Input: Graph G = (V,E)

index = 0                         // DFS node number counter 
S = empty                         // An empty stack of nodes
forall v in V do
  if (v.index is undefined)       // Start a DFS at each node
    tarjan(v)                     // we haven't visited yet

procedure tarjan(v)
  v.index = index                 // Set the depth index for v
  v.lowlink = index
  index = index + 1
  S.push(v)                       // Push v on the stack
  forall (v,v') in E do          // Consider successors of v
    if (v'.index is undefined)    // Was successor v' visited?
        tarjan(v')                // Recurse
        v.lowlink = min(v.lowlink,v'.lowlink)
    else if (v' is in S)          // Was successor v' in stack S? 
        v.lowlink = min(v.lowlink,v'.lowlink )
  if (v.lowlink == v.index)       // Is v the root of an SCC?
    print "SCC:"
    repeat
      v' = S.pop
      print v'
    until (v' == v)

我的迭代版本使用以下Node结构.

struct Node {
    int id; //Signed int up to 2^31 - 1 = 2,147,483,647
    int index;
    int lowlink;        
    Node *caller;                    //If you were looking at the recursive version,this is the node before the recursive call
    unsigned int vindex;             //Equivalent to the iterator in the for-loop in tarjan
    vector<Node *> *nodeVector;      //Vector of adjacent Nodes 
};

这是我为迭代版本所做的：

void Graph::runTarjan(int out[]) {  //You can ignore out.

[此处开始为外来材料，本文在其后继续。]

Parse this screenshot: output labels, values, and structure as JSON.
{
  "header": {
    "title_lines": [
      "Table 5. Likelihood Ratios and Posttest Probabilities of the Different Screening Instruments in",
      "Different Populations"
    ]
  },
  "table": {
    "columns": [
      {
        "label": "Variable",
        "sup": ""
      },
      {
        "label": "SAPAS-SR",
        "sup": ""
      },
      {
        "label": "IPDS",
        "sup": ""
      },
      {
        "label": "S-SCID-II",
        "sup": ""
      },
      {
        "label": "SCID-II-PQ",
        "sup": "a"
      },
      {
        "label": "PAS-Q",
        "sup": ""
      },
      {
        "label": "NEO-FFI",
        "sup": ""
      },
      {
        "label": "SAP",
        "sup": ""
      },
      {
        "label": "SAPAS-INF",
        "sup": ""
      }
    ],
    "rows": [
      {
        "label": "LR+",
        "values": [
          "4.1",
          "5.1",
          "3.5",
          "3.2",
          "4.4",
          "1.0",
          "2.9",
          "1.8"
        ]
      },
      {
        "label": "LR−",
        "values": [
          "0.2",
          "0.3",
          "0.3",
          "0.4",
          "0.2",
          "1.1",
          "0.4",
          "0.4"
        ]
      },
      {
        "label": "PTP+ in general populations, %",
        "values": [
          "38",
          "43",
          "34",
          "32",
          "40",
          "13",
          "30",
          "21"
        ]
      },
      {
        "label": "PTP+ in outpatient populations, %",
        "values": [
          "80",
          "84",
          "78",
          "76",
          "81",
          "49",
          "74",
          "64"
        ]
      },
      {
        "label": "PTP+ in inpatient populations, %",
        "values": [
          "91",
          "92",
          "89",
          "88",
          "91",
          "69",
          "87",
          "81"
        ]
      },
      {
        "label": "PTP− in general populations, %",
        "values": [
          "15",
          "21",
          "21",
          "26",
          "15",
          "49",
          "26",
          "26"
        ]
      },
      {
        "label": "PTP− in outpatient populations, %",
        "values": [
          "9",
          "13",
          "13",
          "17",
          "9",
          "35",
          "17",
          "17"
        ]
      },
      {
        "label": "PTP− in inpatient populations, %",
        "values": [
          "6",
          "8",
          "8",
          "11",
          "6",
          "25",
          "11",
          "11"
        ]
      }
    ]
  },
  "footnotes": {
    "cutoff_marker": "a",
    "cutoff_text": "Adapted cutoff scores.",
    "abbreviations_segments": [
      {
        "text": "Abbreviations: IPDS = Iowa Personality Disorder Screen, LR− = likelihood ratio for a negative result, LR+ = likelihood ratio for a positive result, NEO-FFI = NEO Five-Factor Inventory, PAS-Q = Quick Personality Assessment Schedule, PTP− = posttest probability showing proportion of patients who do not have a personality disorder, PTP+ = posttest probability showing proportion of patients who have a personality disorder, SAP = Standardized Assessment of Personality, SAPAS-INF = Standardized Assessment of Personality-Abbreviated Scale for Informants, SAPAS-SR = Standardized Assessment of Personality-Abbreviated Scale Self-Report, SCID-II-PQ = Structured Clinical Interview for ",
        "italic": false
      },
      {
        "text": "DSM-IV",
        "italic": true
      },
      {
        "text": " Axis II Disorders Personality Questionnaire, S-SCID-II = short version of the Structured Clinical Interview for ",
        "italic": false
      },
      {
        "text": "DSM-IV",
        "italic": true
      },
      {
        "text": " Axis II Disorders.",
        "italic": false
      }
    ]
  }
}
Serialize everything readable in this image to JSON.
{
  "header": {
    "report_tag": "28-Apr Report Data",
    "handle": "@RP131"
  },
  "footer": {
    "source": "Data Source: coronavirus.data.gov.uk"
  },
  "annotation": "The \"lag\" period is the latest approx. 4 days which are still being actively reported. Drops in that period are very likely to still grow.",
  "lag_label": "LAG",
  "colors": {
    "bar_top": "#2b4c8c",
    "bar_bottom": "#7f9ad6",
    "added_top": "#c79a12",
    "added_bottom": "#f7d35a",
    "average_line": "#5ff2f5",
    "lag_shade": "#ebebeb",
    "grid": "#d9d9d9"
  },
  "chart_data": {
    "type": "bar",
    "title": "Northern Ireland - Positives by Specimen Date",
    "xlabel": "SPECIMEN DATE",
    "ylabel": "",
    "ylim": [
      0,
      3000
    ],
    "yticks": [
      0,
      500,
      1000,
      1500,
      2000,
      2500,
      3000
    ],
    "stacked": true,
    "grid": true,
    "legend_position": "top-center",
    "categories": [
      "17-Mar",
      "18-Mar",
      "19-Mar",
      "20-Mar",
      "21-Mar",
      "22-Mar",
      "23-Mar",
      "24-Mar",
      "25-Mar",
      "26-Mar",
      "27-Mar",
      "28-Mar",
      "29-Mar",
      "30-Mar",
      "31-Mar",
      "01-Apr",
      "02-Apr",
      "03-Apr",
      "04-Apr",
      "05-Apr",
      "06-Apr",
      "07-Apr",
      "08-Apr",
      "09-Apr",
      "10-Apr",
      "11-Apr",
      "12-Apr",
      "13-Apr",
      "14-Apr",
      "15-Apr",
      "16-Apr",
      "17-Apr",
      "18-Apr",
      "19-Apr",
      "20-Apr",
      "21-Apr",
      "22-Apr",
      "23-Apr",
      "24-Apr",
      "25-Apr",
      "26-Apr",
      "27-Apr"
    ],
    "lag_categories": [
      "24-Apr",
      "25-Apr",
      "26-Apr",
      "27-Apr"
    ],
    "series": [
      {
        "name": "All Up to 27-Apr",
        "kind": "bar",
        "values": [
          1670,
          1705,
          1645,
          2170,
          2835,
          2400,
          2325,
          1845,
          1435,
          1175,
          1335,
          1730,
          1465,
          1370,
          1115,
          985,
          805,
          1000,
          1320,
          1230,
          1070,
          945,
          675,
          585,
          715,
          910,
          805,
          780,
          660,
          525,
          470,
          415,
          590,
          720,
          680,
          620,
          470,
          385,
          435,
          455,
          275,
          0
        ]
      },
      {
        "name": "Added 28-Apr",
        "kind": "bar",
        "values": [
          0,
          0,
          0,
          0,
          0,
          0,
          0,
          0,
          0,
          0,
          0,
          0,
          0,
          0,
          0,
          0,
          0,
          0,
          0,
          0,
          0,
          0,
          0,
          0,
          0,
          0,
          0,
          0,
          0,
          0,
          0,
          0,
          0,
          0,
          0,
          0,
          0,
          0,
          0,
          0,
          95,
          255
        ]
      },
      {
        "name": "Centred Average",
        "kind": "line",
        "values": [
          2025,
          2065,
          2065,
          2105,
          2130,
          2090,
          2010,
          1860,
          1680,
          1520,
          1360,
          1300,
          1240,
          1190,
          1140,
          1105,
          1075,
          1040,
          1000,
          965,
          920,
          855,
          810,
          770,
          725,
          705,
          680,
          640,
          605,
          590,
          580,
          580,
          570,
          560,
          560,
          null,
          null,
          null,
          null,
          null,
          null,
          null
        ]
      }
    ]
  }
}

It's a 5-element array that keeps track of the largest 5 SCCs
        int index = 0;
tarStack = new stack<Node *>();
    onStack = new bool[numNodes];
  for (int n = 0; n < numNodes; n++) {
    if (nodes[n].index == unvisited) {
      tarjan_iter(&nodes[n],index);
    }
  }
}

void Graph::tarjan_iter(Node *u,int &index) {
    u->index = index;
    u->lowlink = index;
    index++;
    u->vindex = 0; 
    tarStack->push(u);
    u->caller = NULL;           //Equivalent to the node from which the recursive call would spawn.
    onStack[u->id - 1] = true;
    Node *last = u;
    while(true) {
        if(last->vindex < last->nodeVector->size()) {       //Equivalent to the check in the for-loop in the recursive version
            Node *w = (*(last->nodeVector))[last->vindex];
            last->vindex++;                                   //Equivalent to incrementing the iterator in the for-loop in the recursive version
            if(w->index == unvisited) {
                w->caller = last;                     
                w->vindex = 0;
                w->index = index;
                w->lowlink = index;
                index++;
                tarStack->push(w);
                onStack[w->id - 1] = true;
                last = w;
            } else if(onStack[w->id - 1] == true) {
                last->lowlink = min(last->lowlink,w->index);
            }
        } else {  //Equivalent to the nodeSet iterator pointing to end()
            if(last->lowlink == last->index) {
                numScc++;
                Node *top = tarStack->top();
                tarStack->pop();
                onStack[top->id - 1] = false;
                int size = 1;

                while(top->id != last->id) {
                    top = tarStack->top();
                    tarStack->pop();
                    onStack[top->id - 1] = false;
                    size++;
                }
                insertNewSCC(size);  //Ranks the size among array of 5 elements
            }

            Node *newLast = last->caller;   //Go up one recursive call
            if(newLast != NULL) {
                newLast->lowlink = min(newLast->lowlink,last->lowlink);
                last = newLast;
            } else {   //We've seen all the nodes
                break;
            }
        }
    }
}

我的迭代版本运行并给出与递归版本相同的输出.问题是迭代版本较慢,我不知道为什么.任何人都可以给我一些关于我的实现的洞察力？有更好的方法迭代地实现递归算法吗？